Mercy Global Action Celebrates World Toilet Day 2020
On November 19th, we celebrate World Toilet Day 2020 to encourage the implementation of policies which increase access to sanitation and call to end the practice of open-air defecation. World Toilet Day was officially declared on the 24th of July 2013, with the adoption of Resolution 67/291. The celebration raises awareness of the 4.2 billion people living without access to safely managed sanitation facilities across the globe. This year’s theme is ‘sustainable sanitation and climate change’, highlighting the need for urgent action to tackle the global sanitation crisis which is being exacerbated by the climate emergency.
The human right to water and sanitation is a core concern across the Mercy World. Access to water and quality sanitation facilities are essential to stop the spread of infectious diseases such as COVID-19, cholera, diarrhoea and typhoid. This year marks the beginning of the Decade of Action which calls for accelerated measures to implement the extensively negotiated Declaration of the 2030 Agenda for Sustainable Development. In 2014, MGA strongly engaged in the advocacy efforts for the inclusion of the human right to water and sanitation in the 2030 Agenda, along with the NGO Mining Working Group. This successfully resulted in the inclusion of a stand alone goal, SDG 6, to “ensure availability and sustainable management of water and sanitation for all.”
According to UN Water, quality sanitation begins with access to a toilet that effectively captures human waste in “a safe, accessible and dignified setting”. Safety is particularly important for women and children, who otherwise risk sexual harassment and assault when defecating at night and in secluded areas. Hence, we must enhance the global focus on sanitation, improve the provision of toilets and promote hygiene in order to achieve SDG 6 by 2030.
Climate change is increasing the frequency and intensity of extreme weather events which have a great impact on access to quality sanitation services. Weather events, such as storms, flooding and droughts, threaten sanitation systems by contaminating water or causing water scarcity. Extreme weather events can also seriously damage the infrastructure which provides sanitation services, exposing public health to infectious diseases. As the global climate crisis continues to accelerate and extreme weather events become less predictable, the provision of functional, climate-resilient toilets, which safely treat and dispose of human waste, needs to be a top priority of UN Member States in order to protect human health, safety and dignity at all levels of society.

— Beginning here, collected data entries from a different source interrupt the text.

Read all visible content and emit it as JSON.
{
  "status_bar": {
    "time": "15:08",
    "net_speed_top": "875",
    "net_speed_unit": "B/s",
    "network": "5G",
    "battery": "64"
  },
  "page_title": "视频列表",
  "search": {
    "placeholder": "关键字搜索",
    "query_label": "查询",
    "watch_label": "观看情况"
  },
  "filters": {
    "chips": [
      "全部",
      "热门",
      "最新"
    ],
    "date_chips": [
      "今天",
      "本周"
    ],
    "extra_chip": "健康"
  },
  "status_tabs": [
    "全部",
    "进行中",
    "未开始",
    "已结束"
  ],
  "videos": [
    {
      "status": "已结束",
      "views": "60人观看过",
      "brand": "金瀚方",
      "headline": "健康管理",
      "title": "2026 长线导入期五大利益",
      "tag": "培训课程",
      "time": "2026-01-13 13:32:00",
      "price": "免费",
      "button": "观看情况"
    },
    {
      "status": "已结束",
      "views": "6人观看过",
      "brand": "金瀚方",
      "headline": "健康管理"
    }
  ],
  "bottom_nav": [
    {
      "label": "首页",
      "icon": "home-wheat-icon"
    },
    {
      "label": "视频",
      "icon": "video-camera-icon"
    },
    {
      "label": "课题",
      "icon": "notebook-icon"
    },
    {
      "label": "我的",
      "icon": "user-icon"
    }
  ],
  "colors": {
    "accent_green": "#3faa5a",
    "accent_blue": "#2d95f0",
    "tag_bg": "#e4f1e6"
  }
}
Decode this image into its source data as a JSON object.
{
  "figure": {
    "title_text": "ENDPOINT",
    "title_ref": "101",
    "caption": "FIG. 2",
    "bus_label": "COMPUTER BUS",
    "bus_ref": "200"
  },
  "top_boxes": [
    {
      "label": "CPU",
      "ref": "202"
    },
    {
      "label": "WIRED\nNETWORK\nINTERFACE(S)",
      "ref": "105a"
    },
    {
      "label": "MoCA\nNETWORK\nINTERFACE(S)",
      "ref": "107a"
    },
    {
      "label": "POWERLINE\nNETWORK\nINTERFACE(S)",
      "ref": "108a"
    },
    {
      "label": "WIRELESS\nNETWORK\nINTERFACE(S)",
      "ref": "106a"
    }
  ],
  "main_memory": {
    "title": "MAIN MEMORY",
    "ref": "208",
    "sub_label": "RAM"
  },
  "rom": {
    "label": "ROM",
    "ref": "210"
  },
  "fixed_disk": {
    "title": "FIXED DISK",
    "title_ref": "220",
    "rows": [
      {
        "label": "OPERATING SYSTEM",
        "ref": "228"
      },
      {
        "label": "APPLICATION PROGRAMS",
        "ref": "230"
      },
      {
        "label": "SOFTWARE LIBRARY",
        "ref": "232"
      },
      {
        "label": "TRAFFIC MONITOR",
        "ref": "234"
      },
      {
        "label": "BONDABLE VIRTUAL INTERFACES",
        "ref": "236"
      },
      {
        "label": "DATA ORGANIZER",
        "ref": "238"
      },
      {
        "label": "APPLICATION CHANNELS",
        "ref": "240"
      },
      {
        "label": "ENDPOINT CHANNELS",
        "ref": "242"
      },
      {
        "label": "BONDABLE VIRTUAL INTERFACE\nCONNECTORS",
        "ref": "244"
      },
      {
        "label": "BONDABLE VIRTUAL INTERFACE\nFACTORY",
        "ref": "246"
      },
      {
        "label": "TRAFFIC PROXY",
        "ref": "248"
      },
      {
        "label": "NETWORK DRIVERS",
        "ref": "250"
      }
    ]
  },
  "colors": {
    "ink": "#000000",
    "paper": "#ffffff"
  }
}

Many countries in sub-Saharan Africa and Southern Asia still struggle with low sanitation coverage. India has the largest number of people without access to basic sanitation facilities. Many countries across the Mercy World are also lagging far behind in achieving universal sanitation for all. Approximately five million people lack access to improved sanitation facilities in Cambodia. The WHO describes an improved sanitation facility as a toilet that “hygienically separates human excreta from human contact”. Cambodia is the eighth most disaster prone country in the world, making it extremely vulnerable to climate change. In recent years, Cambodia has experienced water scarcity due to a lack of rainfall during their wet seasons. These factors, compounded by the fact that the majority of the Cambodian population live in rural areas with low socioeconomic status, complicate securing toilets and sanitation connections in many homes.
MGA strives to raise awareness and tackle issues related to sustainable sanitation and climate change across the globe. Last year, the first international immersion of the Mercy Emerging Leaders Fellowship (2019-2020) commenced at Mindol Metta Karuna Reflection Centre in Siem Reap, Cambodia. As part of the MELF programme, the fellows were introduced to the theme ‘Degradation of Earth’ with a particular focus on clean water and sanitation. Members of the group shared their experiences of water use and abuse in their own countries, and discussed the effects that the scarcity, contamination and privatisation of water often have on poor or marginalised communities. The fellows had the opportunity to take part in a toilet building project in a small village outside of Siem Reap. The project was organised by the Mindol Metta Karuna team and aimed to construct toilets for families with low socioeconomic status, while empowering communities to improve their hygiene practices. For many of the fellows, this was an eye opening experience which highlighted how marginalised communities often lack their basic human right to clean water and sanitation, and how poor sanitation and pollution threaten to damage vital ecosystems and the Earth’s carrying capacity.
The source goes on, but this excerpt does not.